FOMC 16 Dec 2015

The Fed has form. When it wants to take away the punchbowl, it usually telegraphs its intentions well in advance so partygoers have time to go buy their own moonshine. So it was with QE taper, signaled in 2013, executed in 2014. By the time the Fed stopped net purchases of bonds the market had digested the eventuality and 10 year US treasury yields ended 2014 lower than at the beginning. The idea behind this is simple; the Fed wants to give the economy time to prepare for tighter policy, and constantly communicates with the market, managing expectations until when the move comes, the reaction is one of indifference. As we have seen in September, sometimes, the expectation becomes so entrenched that failure to act as signaled results in disappointment.

Forward guidance was meant more narrowly to mean central banks promising to keep interest rates lower for a longer period than signaled by traditional reaction function, an augmentation to policy once the traditional and the traditionally extraordinary have been exhausted, a last resort.
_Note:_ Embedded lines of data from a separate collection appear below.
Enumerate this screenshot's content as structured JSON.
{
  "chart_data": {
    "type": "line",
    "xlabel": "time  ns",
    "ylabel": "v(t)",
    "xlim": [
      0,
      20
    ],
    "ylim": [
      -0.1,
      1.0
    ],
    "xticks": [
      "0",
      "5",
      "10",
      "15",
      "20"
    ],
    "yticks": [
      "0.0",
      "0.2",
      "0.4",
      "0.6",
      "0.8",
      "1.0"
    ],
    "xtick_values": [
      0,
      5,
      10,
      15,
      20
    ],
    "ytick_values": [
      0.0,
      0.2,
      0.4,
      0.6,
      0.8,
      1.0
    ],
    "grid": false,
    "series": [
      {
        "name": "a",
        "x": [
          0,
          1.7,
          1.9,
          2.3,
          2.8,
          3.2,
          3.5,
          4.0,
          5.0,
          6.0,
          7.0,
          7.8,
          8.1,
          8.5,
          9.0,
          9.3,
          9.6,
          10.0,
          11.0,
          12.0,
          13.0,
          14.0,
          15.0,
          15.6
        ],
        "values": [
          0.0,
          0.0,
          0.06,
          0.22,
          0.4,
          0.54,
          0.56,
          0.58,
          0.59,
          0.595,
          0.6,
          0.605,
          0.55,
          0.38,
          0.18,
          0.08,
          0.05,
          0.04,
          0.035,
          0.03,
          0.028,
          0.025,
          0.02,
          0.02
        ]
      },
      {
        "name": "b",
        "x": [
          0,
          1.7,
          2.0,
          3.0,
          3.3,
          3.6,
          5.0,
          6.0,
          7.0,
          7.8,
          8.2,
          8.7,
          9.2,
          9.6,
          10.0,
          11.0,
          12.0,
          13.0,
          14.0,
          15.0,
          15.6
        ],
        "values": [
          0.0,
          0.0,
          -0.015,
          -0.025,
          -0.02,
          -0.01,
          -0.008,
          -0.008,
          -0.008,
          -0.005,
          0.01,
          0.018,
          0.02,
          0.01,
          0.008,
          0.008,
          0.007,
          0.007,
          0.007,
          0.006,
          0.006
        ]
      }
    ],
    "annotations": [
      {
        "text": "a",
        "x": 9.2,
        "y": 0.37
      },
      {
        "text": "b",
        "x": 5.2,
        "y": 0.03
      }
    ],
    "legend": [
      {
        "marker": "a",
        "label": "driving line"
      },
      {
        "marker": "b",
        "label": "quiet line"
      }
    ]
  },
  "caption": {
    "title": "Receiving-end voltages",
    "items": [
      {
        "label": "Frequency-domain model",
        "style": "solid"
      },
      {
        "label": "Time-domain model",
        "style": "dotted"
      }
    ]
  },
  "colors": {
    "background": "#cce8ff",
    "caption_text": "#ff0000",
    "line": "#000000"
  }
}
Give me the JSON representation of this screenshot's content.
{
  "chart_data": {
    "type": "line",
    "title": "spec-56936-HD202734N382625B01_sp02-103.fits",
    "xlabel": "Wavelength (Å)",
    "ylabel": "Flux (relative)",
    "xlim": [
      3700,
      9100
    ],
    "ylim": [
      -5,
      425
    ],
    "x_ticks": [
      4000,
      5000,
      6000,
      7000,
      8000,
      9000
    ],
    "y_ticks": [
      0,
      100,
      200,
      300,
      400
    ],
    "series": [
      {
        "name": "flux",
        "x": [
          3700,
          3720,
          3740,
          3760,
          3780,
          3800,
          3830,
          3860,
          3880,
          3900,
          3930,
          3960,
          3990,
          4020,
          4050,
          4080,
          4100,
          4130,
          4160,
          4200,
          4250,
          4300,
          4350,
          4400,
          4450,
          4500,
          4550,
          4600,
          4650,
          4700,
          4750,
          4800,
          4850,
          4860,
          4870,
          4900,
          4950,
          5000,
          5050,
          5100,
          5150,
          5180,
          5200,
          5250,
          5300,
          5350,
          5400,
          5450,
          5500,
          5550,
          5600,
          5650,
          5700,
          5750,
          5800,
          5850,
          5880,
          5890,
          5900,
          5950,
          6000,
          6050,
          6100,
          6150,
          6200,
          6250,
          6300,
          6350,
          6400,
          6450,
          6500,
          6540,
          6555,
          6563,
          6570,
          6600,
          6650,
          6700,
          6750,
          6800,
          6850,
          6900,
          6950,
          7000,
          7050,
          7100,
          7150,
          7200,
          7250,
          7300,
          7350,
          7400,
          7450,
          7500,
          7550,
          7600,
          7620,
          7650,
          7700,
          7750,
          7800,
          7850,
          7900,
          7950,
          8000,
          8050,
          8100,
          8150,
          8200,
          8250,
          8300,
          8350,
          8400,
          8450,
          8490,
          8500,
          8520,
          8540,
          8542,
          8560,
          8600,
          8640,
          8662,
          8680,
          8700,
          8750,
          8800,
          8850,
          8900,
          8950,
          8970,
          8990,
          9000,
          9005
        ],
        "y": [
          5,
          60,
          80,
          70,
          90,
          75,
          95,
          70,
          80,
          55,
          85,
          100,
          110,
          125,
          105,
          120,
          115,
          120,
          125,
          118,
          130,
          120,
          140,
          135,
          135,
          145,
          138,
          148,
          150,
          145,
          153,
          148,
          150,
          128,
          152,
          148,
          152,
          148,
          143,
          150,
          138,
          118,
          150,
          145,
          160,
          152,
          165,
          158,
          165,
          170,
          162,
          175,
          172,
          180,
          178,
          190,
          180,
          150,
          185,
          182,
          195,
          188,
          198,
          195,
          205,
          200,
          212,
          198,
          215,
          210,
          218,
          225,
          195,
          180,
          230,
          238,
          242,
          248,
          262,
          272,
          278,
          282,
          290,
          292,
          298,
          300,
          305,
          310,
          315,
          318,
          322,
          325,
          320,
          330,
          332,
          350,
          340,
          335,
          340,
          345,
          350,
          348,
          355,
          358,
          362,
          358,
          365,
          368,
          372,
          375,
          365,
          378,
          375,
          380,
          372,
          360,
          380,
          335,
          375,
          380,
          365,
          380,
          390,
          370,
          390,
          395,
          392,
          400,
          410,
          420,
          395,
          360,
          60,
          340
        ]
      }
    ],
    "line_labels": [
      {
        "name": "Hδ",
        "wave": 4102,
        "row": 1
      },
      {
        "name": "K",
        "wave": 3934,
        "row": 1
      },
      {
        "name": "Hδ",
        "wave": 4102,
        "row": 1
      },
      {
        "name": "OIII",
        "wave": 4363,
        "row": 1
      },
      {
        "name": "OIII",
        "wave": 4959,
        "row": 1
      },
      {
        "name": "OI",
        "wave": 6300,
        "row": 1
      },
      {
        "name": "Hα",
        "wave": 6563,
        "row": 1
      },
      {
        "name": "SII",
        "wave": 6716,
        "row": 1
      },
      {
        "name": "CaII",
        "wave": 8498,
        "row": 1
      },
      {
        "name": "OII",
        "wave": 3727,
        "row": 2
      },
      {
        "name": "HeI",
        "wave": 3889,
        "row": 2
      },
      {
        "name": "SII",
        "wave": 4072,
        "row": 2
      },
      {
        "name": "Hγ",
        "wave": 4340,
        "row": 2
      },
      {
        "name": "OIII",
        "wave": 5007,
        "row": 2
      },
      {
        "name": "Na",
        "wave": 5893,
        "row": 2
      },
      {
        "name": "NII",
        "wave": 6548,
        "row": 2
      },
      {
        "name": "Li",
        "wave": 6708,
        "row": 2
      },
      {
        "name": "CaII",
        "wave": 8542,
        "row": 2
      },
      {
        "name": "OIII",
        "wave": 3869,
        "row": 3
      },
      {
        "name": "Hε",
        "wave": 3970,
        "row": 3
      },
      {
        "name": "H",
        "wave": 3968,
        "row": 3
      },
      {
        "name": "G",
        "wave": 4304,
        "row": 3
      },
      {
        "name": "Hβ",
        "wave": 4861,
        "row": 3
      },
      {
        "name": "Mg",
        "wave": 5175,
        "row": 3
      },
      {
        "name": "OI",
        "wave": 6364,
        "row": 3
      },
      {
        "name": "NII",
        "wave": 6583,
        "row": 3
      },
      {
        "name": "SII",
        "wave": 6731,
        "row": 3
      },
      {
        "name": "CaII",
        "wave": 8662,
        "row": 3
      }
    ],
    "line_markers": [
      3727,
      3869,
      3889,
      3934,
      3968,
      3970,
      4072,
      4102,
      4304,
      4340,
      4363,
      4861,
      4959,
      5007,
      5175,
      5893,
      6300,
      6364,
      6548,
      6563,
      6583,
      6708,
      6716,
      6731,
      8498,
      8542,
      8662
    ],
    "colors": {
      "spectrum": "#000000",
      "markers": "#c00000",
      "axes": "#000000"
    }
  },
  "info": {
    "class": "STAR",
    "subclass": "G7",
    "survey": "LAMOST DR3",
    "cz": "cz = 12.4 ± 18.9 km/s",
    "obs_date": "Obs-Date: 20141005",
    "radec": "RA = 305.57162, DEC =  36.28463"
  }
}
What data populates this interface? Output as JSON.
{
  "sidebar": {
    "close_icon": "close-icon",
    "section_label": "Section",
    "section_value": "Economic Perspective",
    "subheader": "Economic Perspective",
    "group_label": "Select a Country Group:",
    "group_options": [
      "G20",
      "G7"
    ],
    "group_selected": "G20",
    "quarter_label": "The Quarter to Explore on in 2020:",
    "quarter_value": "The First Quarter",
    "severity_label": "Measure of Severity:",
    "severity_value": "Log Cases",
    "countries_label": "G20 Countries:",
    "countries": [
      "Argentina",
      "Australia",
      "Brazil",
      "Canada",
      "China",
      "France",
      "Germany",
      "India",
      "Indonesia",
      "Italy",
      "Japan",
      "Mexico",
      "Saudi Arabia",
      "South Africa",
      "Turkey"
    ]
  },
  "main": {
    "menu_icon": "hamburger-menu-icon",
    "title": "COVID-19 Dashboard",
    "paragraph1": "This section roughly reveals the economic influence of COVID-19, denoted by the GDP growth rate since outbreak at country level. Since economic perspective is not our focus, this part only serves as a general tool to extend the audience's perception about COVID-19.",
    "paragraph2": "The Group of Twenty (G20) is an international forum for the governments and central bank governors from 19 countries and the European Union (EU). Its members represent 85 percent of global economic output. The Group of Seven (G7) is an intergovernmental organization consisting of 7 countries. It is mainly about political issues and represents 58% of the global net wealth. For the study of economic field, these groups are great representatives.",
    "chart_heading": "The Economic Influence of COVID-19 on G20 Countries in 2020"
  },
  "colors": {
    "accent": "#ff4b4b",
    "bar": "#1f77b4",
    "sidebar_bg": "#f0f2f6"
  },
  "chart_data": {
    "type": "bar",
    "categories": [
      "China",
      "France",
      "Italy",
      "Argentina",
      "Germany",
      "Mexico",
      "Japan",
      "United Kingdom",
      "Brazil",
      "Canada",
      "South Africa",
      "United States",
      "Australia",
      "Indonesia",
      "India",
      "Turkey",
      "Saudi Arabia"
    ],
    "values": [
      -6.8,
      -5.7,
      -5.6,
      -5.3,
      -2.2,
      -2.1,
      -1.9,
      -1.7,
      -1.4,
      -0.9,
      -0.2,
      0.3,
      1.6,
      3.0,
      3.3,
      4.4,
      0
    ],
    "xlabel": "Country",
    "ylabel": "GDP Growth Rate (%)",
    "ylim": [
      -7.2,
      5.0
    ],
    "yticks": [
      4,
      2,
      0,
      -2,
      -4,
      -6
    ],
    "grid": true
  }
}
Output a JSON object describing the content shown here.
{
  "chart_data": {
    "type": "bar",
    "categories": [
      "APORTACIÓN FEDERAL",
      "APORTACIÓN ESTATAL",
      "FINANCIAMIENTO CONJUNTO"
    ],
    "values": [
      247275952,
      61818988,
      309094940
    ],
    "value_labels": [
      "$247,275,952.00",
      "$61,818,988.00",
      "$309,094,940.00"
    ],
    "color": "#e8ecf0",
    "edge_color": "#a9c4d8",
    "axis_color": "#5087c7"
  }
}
Today, could it be interpreted as a more detailed statement about the intended objectives of the Fed, not just at the front end of the curve but across the curve as well? The Fed wants to hike rates, but it doesn’t want 10 year or 30 year yields to rise excessive or at all. Hence the numerous signals that the path of rate hikes will be slow, that inflation risk is de minimis, that treasury bonds will be in short supply, and so on.

Surely today, the Fed has once again engineered conditions to its tastes. The market expects a rate hike of 25 basis points, and little impact if any at the long end of the term structure. Quite in line with what the Fed intends.